L’ajout du mot « épanouissement » fut néanmoins adopté à l’unanimité moins une abstention et vois contre, la mienne.
Un autre amendement portait sur la prise en compte des ressources des familles (quotient familial) dans le calcul des tarifs de restauration des collèges.

Comme je l’ai dit, cela n’entre pas dans le mode de pensée de la majorité de droite du département. Pour se défausser, Gérard Malbo nous renvoya au plan pauvreté du gouvernement qui pourrait conduire à la mise en place d’une gratuité des repas scolaire pour les plus défavorisés. Marc Gaudet compléta cette information en marquant son accord pour « un geste en faveur des plus démunis » mais à condition que l’État ne demande pas aux départements de le faire sans leur transférer le budget pour cela. Il ajouta que, en lieu et place d’une tarification sociale, les communes pouvaient intervenir avec des aides sociales.
Je lui répondis que les centre communaux d’action sociale interviennent en effet mais plutôt au niveau de l’école primaire. Si nous voulions prendre exemple sur les communes du Loiret, on pourrait aussi regarder celles qui appliquent déjà un quotient familial dans leurs tarifs de restauration, ce n’est pas si compliqué.
J’ajoutais, à l’adresse de Marc Gaudet : « monsieur le président, si j’ai bien compris, vous êtes d’accord pour « un geste en faveur des plus démunis » à condition que ce soit l’État qui finance ».
Et en moi-même, je pensais que le Département préfère garder l’argent pour faire des routes.
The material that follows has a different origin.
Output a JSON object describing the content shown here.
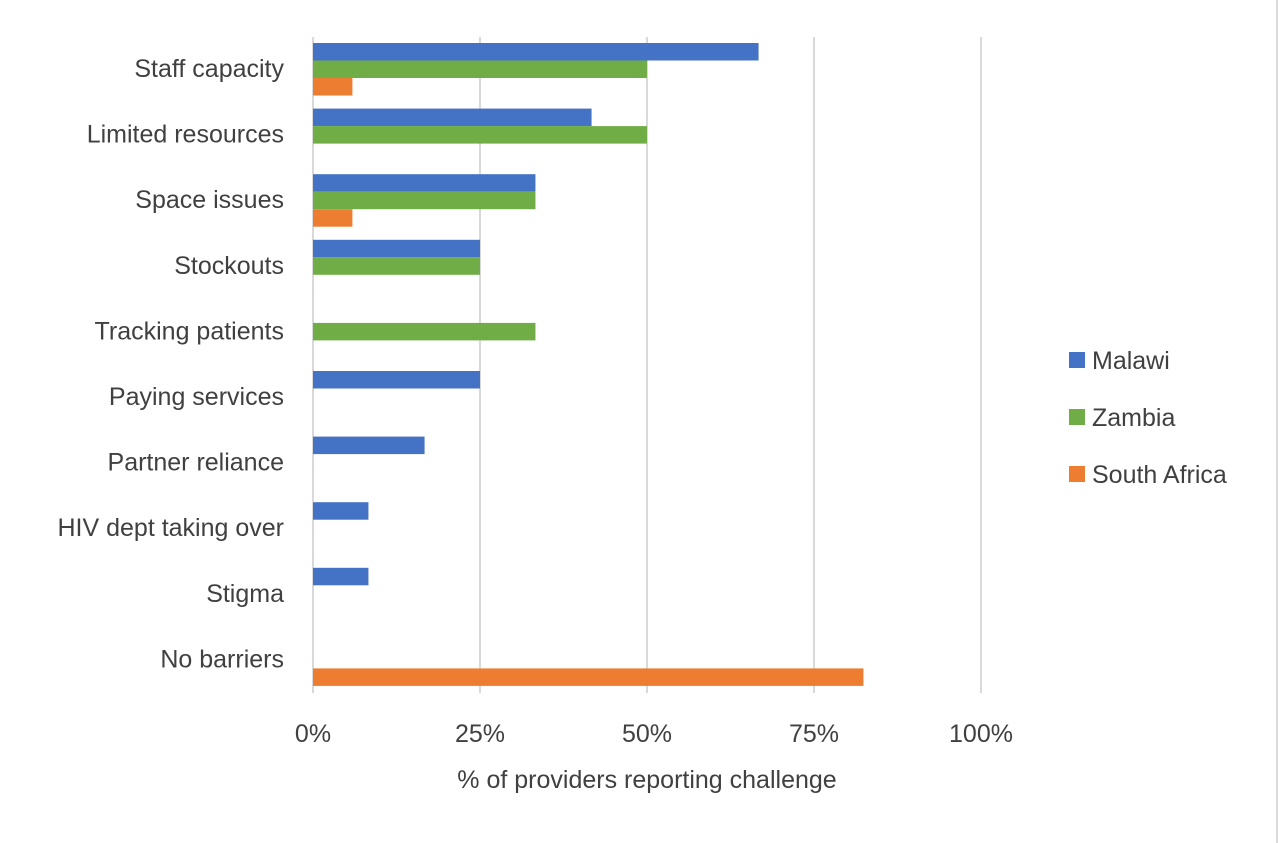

Finalement, cet amendement fut repoussé malgré 5 voix favorables du groupe socialiste, écologiste et républicain, dont la mienne. A noter « l’émancipation » d’une membre de la majorité, Nathalie Kerrien, qui choisit de s’abstenir.
Deux autres de nos amendements furent également repoussés et le dernier, plus anodin, légèrement réécrit pour l’adopter.
Face à ce peu de réceptivité mais compte tenu des progrès portés par le plan jeunesse, nous fûmes 4 à nous abstenir lors de l’adoption finale du rapport.